Heavy smog continued to shroud some parts of Beijing and neighboring Hebei province on Sunday, meteorological authorities said, forecasting the pollution to be dispersed Monday as a cold front influences.
The density of PM2.5, particulate matter measuring less than 2.5 microns in diameter, ranged between 130 to 241 micrograms per cubic meter on Sunday morning in Beijing, according to the National Meteorological Center.
Beijing is aiming to keep average PM2.5 levels below 60 micrograms per cubic meter in 2017. In 2015, the level was 80.6 micrograms, down from 95.7 micrograms in 2012.X Some parts in Hebei and Shanxi provinces also saw medium smog on Sunday.

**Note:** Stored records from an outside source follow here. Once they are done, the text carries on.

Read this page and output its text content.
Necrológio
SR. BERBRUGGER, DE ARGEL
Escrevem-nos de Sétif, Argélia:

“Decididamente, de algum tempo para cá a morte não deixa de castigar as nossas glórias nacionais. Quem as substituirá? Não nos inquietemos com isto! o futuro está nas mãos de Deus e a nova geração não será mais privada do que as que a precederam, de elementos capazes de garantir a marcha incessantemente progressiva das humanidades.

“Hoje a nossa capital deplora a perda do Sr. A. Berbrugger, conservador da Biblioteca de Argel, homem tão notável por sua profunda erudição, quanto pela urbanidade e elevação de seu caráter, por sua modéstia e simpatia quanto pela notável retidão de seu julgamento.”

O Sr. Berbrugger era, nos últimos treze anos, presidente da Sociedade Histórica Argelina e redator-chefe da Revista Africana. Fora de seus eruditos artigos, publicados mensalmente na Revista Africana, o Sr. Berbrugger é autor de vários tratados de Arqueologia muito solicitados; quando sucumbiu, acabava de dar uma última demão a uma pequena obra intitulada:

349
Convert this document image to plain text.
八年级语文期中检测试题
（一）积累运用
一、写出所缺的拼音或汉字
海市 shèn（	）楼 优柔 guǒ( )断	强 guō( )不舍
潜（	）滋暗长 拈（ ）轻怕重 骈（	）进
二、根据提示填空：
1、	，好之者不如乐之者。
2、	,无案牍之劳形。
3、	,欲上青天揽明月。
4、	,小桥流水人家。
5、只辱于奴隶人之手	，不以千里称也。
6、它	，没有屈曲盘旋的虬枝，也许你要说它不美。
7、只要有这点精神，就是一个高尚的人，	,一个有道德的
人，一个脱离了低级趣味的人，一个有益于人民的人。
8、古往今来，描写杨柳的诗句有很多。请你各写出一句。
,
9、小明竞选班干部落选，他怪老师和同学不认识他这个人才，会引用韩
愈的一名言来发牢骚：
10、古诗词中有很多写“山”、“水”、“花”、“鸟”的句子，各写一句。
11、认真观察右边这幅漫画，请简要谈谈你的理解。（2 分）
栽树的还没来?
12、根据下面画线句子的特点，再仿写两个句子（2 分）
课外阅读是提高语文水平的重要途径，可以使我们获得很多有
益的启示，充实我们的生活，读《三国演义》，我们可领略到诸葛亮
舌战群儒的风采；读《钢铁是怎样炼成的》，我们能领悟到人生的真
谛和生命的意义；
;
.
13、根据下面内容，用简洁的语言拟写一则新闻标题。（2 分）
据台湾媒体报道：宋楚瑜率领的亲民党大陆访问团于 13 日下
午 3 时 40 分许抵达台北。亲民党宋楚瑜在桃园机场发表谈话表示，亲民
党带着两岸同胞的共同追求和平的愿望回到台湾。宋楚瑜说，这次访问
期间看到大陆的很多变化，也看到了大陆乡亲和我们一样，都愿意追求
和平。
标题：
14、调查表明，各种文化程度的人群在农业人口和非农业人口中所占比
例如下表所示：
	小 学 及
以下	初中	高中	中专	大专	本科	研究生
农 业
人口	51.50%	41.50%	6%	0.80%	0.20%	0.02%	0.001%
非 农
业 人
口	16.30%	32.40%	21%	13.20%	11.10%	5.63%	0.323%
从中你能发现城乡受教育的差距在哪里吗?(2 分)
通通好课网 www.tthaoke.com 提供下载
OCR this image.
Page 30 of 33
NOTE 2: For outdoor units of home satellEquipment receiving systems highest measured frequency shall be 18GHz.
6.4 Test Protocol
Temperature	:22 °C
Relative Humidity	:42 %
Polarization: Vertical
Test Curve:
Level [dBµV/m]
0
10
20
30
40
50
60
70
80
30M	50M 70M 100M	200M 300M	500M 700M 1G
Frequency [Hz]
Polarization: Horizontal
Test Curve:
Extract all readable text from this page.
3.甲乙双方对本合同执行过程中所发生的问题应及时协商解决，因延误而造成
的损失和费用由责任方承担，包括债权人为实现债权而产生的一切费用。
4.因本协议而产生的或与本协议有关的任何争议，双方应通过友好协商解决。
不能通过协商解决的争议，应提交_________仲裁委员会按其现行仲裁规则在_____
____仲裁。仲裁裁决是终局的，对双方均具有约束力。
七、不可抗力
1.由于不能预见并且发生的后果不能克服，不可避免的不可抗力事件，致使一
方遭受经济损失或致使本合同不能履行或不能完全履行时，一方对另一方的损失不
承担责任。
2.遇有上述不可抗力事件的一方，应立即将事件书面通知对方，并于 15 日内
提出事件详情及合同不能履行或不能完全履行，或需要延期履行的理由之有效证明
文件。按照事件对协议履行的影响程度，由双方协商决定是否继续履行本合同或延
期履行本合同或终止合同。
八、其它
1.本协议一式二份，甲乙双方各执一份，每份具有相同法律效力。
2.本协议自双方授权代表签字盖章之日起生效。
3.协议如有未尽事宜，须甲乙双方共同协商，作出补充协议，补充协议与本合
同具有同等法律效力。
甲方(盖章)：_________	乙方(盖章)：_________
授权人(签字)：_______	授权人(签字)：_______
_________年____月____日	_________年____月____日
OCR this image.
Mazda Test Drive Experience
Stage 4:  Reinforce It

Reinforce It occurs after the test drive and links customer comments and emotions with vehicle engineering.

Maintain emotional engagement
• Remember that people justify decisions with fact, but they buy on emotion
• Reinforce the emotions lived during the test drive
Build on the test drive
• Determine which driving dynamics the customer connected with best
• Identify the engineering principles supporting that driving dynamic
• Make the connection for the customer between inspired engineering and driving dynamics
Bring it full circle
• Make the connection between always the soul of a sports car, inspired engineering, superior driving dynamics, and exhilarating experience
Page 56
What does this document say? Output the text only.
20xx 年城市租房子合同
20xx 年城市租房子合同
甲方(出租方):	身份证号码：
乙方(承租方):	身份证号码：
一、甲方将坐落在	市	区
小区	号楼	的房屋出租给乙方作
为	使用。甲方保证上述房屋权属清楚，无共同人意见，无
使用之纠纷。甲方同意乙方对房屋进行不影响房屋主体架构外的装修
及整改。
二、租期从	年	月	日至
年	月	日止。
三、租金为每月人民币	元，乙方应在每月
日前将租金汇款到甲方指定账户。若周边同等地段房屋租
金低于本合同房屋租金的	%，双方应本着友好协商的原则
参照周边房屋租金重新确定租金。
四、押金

Despite government efforts to fight pollution, frequent outbreaks of smog have become increasingly common in winter in northern China where cold weather conditions and the burning of coal for heating combine to exacerbate the situation.
In a five-year plan on environmental improvements released Dec. 5, the State Council ordered strict controls on the consumption of coal, a major source of pollution in China.
Beijing, Tianjin, Hebei, Shandong, the Pearl River and Yangtze River delta regions, and the 10 cities with the worst air quality must all see a reduction in coal consumption, according to the plan.
More use of clean energy in winter heating in north China has been stressed, according to a statement after a latest conference by the Central Leading Group on Finance and Economic Affairs.